Greetings: Notes on the Journey 6/10/11

Dear Friends,

Sometime after my 2nd or third cup of coffee after catching a bit of news and stumbling towards full consciousness, I breathe. …  In through the nose and out through the mouth.  Drinking in the air, seeking to be as aware of it as a drink of cold water on a hot day.  I draw in breath and send some of that energy and life-force to the back of the crown of my skull… where I feel my connection to The WitchFather…

“I give greetings to the Holy Horned Hunter, to Herne, to The WitchFather, to the Lord of Life, to the Guardian of The Gates…”

I spend a moment or two enjoying a sense of connection with Him.

Then I draw a purposeful and mindful breath again, sending the energy and life-force down through my body and through my feet into the ground.  Grounding myself in Mother Earth, if feels (even when I am seated) as if I am standing on my feet correctly for the first time – in proper balance and stance; it also feels as if I am drawing ‘breath’ of the life energy of the Earth and reconnecting myself to Her as my energies and Hers blend together for a time.

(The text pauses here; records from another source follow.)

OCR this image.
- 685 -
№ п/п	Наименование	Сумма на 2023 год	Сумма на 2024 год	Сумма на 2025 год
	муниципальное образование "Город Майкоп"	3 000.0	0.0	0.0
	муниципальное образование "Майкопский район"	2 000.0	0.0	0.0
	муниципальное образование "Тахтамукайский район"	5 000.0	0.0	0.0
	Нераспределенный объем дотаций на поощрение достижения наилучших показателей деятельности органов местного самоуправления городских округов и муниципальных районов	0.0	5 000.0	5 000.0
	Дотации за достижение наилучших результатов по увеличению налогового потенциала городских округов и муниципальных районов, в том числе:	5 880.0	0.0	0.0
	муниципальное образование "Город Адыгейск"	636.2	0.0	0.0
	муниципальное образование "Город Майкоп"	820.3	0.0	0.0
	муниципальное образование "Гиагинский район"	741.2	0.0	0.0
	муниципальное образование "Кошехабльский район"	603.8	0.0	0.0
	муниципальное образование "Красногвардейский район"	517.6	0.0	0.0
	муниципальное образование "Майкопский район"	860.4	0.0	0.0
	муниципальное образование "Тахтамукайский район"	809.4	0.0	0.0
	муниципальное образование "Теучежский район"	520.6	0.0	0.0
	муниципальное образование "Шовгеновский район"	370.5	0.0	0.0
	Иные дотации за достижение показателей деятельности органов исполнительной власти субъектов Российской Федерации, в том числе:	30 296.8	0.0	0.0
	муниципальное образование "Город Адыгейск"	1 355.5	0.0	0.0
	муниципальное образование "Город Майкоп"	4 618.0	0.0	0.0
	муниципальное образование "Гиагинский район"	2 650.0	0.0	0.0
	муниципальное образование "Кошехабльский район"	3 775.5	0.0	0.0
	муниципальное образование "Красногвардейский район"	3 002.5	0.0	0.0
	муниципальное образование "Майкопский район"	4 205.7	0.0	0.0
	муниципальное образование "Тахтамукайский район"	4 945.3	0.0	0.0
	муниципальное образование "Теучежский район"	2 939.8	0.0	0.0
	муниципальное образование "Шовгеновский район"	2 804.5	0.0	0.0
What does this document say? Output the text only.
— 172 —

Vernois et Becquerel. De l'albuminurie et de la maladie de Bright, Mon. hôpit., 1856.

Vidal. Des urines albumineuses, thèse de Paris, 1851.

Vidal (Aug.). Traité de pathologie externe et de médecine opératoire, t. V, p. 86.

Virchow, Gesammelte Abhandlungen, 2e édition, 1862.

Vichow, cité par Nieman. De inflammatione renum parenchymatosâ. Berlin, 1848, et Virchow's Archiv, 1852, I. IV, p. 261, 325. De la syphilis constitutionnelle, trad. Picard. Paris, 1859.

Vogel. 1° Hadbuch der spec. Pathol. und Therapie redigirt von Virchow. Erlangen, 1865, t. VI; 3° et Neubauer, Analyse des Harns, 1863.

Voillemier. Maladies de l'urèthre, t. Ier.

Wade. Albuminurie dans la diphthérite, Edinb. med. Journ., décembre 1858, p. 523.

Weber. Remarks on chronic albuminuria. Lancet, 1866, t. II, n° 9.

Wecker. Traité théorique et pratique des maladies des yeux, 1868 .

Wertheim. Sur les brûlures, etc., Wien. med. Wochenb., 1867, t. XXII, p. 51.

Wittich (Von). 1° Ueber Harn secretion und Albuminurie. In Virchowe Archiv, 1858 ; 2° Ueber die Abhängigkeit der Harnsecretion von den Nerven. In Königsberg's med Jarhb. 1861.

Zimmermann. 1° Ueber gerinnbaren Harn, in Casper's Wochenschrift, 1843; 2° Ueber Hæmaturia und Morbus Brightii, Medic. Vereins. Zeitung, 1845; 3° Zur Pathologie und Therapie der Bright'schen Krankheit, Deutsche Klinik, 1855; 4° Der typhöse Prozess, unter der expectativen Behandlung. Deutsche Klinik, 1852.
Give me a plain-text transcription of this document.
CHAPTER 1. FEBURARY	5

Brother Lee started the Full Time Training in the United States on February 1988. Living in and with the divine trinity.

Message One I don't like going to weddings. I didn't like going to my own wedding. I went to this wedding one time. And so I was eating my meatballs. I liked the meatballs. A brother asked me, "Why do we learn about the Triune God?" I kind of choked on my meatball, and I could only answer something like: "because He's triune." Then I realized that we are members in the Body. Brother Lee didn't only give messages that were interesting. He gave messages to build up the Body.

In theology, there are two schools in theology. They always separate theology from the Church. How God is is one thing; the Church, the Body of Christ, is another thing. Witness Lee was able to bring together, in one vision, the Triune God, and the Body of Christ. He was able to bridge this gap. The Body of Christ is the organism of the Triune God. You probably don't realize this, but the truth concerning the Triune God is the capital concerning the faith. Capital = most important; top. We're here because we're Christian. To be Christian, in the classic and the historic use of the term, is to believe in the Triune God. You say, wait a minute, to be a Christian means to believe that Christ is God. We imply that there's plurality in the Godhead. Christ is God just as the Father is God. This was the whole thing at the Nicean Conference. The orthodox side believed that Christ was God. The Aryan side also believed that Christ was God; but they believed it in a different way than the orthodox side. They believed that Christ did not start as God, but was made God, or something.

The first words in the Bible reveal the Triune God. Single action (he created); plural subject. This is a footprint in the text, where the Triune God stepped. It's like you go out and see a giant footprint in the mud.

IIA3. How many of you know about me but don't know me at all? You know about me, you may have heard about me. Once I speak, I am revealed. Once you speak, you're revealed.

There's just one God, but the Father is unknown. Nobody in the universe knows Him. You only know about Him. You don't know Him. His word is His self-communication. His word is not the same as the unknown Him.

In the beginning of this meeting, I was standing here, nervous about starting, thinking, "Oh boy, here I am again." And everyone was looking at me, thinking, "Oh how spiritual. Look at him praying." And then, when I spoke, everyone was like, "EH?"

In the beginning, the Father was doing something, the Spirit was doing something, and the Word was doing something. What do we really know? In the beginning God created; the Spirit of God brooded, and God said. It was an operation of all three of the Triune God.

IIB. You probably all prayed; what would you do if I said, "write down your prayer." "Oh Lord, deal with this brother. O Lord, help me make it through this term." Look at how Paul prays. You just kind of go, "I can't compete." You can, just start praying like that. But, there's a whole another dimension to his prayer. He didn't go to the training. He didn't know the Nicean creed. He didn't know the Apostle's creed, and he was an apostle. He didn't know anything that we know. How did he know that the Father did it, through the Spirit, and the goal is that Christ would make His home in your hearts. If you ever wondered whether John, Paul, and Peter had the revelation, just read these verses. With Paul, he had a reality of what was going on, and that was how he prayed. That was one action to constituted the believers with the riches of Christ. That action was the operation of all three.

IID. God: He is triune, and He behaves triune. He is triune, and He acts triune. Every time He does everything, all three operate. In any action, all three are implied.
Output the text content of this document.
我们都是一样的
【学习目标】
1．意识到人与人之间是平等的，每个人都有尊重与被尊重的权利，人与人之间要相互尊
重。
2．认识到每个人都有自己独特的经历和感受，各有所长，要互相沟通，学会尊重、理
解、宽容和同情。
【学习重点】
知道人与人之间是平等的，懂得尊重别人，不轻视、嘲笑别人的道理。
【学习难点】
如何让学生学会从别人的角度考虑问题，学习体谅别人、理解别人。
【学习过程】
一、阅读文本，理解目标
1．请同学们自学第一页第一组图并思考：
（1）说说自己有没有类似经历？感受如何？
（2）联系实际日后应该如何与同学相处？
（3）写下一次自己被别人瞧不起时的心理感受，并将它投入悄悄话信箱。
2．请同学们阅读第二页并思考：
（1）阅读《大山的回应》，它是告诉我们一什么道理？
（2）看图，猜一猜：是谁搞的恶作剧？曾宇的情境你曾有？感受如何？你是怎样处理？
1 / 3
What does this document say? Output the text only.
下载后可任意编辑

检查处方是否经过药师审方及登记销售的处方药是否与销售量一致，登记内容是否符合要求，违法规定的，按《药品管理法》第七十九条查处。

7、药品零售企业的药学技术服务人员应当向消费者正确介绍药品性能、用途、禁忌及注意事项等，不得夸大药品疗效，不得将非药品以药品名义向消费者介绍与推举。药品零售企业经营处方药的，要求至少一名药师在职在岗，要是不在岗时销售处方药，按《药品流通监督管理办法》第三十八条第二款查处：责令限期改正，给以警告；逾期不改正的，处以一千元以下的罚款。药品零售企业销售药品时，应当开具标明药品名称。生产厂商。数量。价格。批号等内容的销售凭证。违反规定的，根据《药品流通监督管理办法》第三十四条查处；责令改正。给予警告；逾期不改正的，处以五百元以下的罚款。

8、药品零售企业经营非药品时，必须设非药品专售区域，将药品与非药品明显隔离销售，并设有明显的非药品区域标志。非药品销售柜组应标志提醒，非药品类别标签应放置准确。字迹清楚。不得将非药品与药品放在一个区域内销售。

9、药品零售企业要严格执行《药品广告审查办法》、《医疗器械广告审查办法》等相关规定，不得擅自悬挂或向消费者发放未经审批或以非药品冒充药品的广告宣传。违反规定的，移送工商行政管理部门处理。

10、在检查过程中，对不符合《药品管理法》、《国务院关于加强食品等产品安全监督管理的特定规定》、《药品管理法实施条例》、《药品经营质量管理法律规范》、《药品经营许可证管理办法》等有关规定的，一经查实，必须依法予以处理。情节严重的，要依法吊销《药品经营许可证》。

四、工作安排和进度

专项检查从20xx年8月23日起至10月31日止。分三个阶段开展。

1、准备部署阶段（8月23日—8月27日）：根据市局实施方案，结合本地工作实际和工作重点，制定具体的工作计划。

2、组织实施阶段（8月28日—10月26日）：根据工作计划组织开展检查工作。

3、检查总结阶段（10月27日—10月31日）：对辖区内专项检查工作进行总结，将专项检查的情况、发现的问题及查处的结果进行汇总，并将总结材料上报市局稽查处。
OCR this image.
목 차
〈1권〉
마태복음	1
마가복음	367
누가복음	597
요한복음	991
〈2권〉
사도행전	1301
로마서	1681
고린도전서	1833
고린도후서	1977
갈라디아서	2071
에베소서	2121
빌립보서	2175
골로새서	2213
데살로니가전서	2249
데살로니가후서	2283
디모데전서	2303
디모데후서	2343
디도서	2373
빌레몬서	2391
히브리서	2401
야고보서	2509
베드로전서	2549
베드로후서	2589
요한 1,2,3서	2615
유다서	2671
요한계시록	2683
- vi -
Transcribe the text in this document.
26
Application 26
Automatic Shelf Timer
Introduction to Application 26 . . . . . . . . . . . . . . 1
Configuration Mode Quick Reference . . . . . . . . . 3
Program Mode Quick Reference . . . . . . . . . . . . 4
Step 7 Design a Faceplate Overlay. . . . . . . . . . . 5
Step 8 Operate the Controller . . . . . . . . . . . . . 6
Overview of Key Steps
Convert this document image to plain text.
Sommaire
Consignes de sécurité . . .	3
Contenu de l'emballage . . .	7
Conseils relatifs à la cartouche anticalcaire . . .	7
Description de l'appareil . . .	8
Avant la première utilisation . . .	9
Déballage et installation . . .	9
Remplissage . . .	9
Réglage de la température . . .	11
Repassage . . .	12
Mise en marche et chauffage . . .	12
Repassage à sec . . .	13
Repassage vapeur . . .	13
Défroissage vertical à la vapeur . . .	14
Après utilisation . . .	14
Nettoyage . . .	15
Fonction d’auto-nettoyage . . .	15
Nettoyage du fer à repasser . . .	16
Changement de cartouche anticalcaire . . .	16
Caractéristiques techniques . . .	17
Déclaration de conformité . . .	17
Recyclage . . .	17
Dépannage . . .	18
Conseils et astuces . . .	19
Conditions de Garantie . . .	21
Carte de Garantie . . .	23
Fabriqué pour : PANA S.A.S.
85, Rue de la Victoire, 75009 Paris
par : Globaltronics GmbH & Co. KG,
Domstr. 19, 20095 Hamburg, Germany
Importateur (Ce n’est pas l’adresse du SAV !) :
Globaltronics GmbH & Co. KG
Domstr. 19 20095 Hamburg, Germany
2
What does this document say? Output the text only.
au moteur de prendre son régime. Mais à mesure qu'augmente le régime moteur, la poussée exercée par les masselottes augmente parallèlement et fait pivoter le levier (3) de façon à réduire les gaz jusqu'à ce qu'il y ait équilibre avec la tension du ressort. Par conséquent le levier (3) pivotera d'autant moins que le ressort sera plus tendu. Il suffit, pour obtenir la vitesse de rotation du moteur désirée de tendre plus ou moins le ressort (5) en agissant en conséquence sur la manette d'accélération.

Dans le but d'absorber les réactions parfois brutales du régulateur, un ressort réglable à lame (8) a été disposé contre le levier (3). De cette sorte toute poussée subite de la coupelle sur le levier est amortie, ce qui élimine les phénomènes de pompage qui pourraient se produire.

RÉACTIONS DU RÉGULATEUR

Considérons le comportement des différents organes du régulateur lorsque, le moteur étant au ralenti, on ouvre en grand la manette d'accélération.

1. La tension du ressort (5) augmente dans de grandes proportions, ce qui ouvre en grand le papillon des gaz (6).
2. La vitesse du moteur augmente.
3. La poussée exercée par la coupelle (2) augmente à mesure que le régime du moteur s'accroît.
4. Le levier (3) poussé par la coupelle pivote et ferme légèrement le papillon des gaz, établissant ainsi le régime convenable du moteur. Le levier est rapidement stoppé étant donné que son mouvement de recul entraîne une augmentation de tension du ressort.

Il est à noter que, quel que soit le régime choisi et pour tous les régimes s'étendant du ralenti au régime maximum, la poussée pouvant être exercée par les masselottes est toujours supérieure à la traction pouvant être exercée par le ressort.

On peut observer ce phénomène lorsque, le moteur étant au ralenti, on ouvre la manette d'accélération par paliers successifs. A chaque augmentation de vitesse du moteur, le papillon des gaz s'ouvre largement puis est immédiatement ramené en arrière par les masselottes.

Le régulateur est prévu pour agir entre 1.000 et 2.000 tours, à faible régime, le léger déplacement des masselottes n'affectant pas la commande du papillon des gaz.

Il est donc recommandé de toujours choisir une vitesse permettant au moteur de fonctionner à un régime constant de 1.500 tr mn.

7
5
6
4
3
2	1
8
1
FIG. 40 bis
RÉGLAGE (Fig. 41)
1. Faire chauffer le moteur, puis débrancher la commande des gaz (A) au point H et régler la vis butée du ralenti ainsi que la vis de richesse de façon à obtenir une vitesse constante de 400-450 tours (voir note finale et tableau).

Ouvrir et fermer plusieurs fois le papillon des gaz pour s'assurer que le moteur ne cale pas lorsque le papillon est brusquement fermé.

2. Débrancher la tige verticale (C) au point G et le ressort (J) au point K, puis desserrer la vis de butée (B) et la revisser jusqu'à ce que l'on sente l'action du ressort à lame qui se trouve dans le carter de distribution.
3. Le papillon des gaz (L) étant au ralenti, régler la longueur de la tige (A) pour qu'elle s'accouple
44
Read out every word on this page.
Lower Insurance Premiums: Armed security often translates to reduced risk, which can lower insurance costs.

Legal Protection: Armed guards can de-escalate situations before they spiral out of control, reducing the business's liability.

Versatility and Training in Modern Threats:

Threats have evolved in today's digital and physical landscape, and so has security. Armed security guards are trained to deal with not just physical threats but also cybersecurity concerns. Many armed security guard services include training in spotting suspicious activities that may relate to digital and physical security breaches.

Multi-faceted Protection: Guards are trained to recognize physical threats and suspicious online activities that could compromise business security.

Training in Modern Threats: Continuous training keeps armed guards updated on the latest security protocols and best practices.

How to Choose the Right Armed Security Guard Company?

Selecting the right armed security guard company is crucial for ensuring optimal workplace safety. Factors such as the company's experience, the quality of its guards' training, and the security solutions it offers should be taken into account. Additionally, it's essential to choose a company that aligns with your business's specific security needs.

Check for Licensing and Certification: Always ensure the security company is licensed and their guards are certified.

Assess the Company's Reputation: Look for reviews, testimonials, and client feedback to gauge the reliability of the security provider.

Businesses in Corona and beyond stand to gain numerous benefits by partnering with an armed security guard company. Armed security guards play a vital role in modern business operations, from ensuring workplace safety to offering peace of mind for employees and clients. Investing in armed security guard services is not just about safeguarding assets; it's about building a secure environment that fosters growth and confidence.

After a moment I draw mindful breath again.  I spend some time breathing through each of my Chakra’s in turn from Base to Crown.

Some form of the above, each day at some point, is a part of my regular practices these days.  I am sticking to them despite having fallen out of keeping my log-book/journal… although I am working on rebuilding that practice…

It is interesting, but lately in a few moments of drama and upset, I found myself breathing and drawing upon those connections and feeling them wrapping themselves together within me… being sources of strength and perseverance in the face of BS….  this happens in the realms of spirit and faith as well as in our everyday…

The move to the new home, the ups and downs of grief and mourning and work and life, assorted drama’s at work and the new home…  I feel as if I have been weathering some sort of storm lately.  I have pulled back from the involvements and activities that do not nourish my spirit or sanity.   Sadly this has meant giving up on two of the local Pagan community groups that I had repeatedly tried to give my time and energy to, neither of which really fed spirit or built much community beyond the narrow self-satisfied cliques running them.

On the other hand I have given myself over to writing and to the Pagan Values event and to the Pagan Values Blogject.  I am also continuing to give of my time and energy to my U.U. Church (note to self-renew annual membership) where I have found a lot of spiritual community, a lot more than I ever found in either of the two local Pagan groups… which is ironic given that they both have close ties to the Church.   But, I am trying to move forward and to focus on the things I can do for myself, for my loved ones, for my beloved community, and for The Holy Powers.

I am also trying to balance time with friends with time in service, and had a nice time hanging out with my friend Gene on his birthday…went to dinner with him and his partner and then to their house for a rousing game of Middle Earth Risk and a movie, The Green Hornet.